MoonSong
Rules-lawyering drama queen but not a munchkin
I dunno. Isn't that how 3e did multiclassing?
Take 1 level of Fighter, know all weapons and armor. Take 1 level of Wizard after killing a few goblins, skip that apprenticeship part and start casting spells. Clear out a dungeon, take 6 ranks in blacksmithing, become an expert after never picking up a hammer.
Instant mastery is more or less the default, the way I see it.![]()
D&D isn't - or shouldn't be - a point buy game. All this stuff about class and level is an abstraction; a kludge if you will. Let's not ascribe too much sanctity to it.
e: And as for forgetting it - Who says you forget? Maybe you choose not to use it, like how 1e dual-classing works. And eventually it fades from lack of practice. It works just fine. If you can deal with instant mastery, this hardly seems like a hurdle. Unless, of course, you're using a funny definition of "verisimilitude".
But 3.x multiclassing works just fine for this. You didn't have to derail campaigns, wait for countless levels or request special treatment from DM (unless yours was aprticularly stingy about it). also just writing one level worth of stuff is still simpler and faster than starting from scratch.

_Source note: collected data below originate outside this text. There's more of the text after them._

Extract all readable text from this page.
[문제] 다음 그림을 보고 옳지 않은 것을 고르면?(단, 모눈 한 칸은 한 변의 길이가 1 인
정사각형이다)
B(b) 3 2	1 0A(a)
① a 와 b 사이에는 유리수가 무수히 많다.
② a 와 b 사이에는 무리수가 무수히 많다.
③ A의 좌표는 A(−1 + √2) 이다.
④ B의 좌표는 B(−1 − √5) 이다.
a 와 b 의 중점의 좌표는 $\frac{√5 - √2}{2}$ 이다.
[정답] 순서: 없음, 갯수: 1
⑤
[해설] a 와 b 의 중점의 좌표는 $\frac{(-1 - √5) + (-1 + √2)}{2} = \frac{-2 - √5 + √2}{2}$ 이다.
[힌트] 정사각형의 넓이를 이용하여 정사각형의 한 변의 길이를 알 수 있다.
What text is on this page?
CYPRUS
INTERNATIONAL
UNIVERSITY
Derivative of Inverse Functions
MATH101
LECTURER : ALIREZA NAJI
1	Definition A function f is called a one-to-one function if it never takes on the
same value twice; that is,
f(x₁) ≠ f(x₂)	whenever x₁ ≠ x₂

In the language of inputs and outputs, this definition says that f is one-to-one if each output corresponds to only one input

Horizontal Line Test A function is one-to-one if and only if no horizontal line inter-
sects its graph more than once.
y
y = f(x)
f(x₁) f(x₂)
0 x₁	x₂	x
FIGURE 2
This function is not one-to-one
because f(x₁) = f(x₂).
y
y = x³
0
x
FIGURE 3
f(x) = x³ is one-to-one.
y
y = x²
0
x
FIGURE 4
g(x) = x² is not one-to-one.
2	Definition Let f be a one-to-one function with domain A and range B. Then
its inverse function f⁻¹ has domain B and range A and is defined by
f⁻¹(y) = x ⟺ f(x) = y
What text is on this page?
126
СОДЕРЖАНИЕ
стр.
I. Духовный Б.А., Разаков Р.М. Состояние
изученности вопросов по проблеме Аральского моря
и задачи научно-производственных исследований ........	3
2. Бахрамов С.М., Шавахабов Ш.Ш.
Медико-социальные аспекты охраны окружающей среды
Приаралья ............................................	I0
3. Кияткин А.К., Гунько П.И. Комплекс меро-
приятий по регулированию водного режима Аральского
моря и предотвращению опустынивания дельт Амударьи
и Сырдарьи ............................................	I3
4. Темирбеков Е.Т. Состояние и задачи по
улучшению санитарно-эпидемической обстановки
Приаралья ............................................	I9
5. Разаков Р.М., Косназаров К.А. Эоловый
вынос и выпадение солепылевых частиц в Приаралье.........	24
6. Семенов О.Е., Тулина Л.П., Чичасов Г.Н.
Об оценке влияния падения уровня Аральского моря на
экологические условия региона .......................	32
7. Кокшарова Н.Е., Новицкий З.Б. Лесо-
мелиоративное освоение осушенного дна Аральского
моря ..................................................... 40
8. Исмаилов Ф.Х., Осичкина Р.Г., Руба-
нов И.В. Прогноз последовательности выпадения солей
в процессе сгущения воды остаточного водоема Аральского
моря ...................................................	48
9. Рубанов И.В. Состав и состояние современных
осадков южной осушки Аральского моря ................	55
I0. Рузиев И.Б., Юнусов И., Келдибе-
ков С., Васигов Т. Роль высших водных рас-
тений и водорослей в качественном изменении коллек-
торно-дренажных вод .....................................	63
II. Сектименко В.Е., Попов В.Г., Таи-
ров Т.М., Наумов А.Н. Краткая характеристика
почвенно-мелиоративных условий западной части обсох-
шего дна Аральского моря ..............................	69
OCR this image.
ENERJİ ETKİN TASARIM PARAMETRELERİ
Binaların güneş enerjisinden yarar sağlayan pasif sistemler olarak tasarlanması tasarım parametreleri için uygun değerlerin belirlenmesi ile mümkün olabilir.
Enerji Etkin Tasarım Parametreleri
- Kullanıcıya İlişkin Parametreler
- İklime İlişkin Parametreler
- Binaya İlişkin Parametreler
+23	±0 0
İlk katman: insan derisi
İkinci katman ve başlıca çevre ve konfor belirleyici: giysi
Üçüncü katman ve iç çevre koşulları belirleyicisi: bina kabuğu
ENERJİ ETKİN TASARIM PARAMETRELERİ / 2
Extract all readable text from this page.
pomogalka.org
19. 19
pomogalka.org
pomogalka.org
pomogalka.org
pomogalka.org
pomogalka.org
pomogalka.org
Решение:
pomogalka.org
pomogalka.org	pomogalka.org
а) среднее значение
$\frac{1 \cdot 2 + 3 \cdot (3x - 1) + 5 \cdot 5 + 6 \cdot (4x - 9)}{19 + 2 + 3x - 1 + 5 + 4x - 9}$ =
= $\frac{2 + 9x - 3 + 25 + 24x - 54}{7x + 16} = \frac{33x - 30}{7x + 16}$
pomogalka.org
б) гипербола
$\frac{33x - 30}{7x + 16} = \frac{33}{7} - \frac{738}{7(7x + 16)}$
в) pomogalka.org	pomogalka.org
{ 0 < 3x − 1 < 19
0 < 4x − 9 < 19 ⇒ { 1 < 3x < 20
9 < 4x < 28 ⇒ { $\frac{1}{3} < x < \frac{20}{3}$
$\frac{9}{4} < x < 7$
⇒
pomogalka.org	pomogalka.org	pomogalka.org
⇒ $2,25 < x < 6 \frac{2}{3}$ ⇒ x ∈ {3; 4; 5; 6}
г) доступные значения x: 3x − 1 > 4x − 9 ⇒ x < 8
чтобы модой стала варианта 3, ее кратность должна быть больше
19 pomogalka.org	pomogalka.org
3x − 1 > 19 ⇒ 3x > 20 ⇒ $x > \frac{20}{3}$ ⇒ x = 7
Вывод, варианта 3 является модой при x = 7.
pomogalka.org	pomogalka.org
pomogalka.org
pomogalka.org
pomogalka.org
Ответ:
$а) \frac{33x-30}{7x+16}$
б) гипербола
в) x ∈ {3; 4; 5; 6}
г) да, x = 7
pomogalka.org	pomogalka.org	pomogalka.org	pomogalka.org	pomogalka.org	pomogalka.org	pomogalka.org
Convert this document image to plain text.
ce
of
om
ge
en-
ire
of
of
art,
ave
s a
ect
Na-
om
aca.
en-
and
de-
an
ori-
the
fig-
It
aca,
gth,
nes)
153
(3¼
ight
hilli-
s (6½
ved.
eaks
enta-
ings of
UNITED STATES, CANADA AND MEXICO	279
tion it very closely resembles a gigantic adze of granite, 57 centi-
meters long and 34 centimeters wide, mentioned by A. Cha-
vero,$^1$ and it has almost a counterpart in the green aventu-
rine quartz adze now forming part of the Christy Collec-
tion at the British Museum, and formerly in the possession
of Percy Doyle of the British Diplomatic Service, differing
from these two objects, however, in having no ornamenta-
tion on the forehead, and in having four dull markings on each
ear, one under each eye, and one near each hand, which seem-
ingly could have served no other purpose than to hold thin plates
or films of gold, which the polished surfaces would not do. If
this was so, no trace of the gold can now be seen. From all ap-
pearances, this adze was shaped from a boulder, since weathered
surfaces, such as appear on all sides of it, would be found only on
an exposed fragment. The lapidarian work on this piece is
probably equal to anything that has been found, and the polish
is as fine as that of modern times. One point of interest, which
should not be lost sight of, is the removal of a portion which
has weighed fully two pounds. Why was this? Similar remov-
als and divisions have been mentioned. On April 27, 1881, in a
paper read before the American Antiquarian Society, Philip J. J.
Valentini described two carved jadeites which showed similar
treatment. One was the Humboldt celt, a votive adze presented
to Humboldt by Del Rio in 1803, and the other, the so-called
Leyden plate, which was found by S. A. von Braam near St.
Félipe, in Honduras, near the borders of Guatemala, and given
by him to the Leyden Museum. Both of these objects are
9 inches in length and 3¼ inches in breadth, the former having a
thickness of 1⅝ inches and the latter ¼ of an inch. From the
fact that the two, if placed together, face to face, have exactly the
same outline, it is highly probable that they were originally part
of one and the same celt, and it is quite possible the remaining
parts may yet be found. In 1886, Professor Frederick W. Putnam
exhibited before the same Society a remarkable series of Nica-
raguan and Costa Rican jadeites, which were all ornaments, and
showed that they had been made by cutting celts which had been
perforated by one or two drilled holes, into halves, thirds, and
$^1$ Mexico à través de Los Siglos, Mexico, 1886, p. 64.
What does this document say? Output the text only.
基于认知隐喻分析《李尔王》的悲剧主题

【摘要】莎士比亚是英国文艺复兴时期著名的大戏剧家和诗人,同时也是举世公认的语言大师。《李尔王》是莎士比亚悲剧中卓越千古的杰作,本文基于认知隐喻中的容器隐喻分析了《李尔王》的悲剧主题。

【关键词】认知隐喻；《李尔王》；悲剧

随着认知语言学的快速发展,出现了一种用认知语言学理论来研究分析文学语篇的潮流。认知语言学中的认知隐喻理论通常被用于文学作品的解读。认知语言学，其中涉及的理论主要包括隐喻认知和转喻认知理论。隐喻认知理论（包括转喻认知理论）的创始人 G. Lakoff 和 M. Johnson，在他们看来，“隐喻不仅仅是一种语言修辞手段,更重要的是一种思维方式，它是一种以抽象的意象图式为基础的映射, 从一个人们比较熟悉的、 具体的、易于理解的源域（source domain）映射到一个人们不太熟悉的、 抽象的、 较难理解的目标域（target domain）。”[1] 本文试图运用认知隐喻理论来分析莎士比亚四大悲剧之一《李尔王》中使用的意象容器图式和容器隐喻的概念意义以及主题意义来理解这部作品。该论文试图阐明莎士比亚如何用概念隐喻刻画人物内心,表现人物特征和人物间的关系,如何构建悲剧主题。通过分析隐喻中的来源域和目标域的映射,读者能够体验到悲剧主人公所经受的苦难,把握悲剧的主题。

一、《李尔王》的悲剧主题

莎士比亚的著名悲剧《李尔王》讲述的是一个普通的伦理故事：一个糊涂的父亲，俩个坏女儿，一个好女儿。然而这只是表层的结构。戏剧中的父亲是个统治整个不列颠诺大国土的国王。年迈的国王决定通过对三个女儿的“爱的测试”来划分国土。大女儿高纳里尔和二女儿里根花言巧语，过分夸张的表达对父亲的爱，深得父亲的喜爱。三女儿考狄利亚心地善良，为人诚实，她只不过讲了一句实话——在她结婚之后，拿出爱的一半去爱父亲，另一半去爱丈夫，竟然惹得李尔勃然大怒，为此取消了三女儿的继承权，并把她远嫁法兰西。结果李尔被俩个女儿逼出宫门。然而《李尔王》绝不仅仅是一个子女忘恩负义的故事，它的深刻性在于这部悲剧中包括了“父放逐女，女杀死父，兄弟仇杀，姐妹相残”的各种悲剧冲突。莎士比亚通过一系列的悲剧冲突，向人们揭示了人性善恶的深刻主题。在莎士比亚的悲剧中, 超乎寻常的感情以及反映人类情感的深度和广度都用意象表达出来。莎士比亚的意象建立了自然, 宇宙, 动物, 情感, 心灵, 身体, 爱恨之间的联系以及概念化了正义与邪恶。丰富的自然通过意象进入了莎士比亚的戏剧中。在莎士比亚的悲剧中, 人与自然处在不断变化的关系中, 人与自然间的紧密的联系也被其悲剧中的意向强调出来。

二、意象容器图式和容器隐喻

As for forgetting it, at that point the system is telling me how to play my own character, if my character still knows how to do something just won't do it normally, and the need arises to do that something, can I still do it if it isn't on the CS anymore?
Thank you to those who answered --
This is really about the multi classing prereqs? Going back and reading the posts about assassins and the road to Damascus, it's hard to map what's being said onto just that.
Sure, the ability prereqs are a rough tool.* But in a game where ability boosts are relatively easy to come by, it doesn't seem as onerous as many are making out.
* I'd prefer to let dex or str 15 qualify you for Fighter, and Dex or Cha qualify you for rogue. That sort of change is trivial at the table however, and I certainly have no desire to force my preferences onto others.
It is onerous, maybe this won't apply for you, but indeed applies to me and some others, in a worst case scenario my character Wisdom can be as low as 8 (and not because of minmaxing non-sense, but rather because it made sense for the nature of the character to have low wisdom) in order for that rogue to be able to turn cleric she needs 4 ability score increases (that is 16 levels of not being a cleric, thank you, and of course assuming the campaign lasts that long), even in less glaringly bad cases, that is still between 4 and 8 levels worth of stuff.
I think you still want to build in a safeguard for people dipping Class X at level 1, then never taking it again.
Perhaps your class at the first level is your primary class. Your primary class must be your highest level class until you reach level X in your primary class. A simpler rule that prevents a 1st level fighter taking 19 levels of mage.
I'm not fan of placing lock after lock behind fancy things, powergaming and munchkinism happen and will always be there, we can waste time and page count on placing safeguards against them at the expesnes of flexibility and portability, or we can just accept they happen and have fun (and nice things).